The use of ultrasonic noise — silent to the human ear — in mobile payments and rewards hasn't garnered as much attention as Near Field Communication chips and QR codes, but there are a few successful implementations.

Alipay and shopkick use an uncommon approach for mobile transactions. The most prominent mobile payment systems, such as Google Wallet and Isis, rely on NFC to make contactless payments at the point of sale. Others, such as Starbucks and LevelUp, display images called QR codes. Still others, such as PayPal and Square Wallet, use geolocation to detect a customer's presence.

Not every phone has an NFC chip, but every phone has a microphone. Alipay, which launched peer-to-peer payment using audio signals in January with its mobile wallet, announced recently that consumers can now use the ultrasonic noise for payments at vending machines in Beijing's subway stations. 

"The solution itself is interesting because it could work on any kind of mobile device, not only smartphones," says Jordan McKee, an analyst with The Yankee Group.  "Sound waves could be used in third world countries, similar to what M-Pesa is doing, because it works with feature phones."

Silicon Valley-based shopkick also relies on audio technology. Shopkick offers incentives to consumers for visiting stores and, through partnerships with MasterCard and Visa, it further rewards users for their purchases.

Sound wave-based mobile payments "are using equipment that comes naturally on a consumer's phone," says Dave Kaminsky, senior analyst at Mercator Advisory Group.

With shopkick's app, the phone's mic picks up a signal sent through a small nightlight-sized device plugged in at the store's entrance. Stores such as Macy's, which pipe in music from Mood Media Corp. (owner of Muzak), can also broadcast the ultrasonic shopkick signal over their speakers.

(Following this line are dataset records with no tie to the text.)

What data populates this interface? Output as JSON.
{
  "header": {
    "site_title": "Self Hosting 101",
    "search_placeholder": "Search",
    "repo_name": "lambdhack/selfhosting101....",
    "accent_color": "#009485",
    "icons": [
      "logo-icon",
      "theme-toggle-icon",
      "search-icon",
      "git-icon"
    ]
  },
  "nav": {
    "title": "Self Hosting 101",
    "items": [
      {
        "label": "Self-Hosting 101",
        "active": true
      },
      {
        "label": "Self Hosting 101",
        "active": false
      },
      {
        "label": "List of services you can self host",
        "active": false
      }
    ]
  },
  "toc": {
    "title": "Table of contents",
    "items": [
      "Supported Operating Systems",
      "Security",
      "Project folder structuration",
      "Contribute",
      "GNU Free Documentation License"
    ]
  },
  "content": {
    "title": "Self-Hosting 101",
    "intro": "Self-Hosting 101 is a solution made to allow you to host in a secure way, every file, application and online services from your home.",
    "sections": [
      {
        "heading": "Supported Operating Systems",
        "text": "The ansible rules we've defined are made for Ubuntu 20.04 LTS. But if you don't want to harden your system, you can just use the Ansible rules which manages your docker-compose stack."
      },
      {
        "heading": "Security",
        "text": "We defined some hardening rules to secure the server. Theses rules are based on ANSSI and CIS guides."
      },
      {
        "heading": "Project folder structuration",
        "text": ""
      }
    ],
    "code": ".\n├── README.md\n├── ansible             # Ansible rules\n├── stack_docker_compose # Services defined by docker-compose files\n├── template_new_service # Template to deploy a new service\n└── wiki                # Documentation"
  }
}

By broadcasting different signals in different parts of a department store, shopkick's merchant clients can reward shoppers for visiting a specific section. By comparison, GPS doesn't pinpoint the consumer's exact location well enough, says Aaron Emigh, co-founder and chief technology officer at shopkick.

The company's system "is the 21st century version of the Sunday circular or catalog," he says.

Sound wave-based payments should also work with most point of sale hardware, Kaminsky says. But the technology is "not as intuitive as QR codes," he says.

Sound is also potentially less secure, since audio signals could be picked up from a farther distance than the alternatives, he says.

Cryptographic protocols can deter fraud, Emigh says. Systems similar to Secure Socket Layer (SSL), an encryption tool banks use, could work for audio signals as well.

While there seem to be niche use cases, McKee is still skeptical of the overall success of the model.

"It took NFC and QR codes a long time to get where they are today and for something like sound waves to jump into the picture, it's going to be very difficult for it to dethrone NFC and QR codes," he says.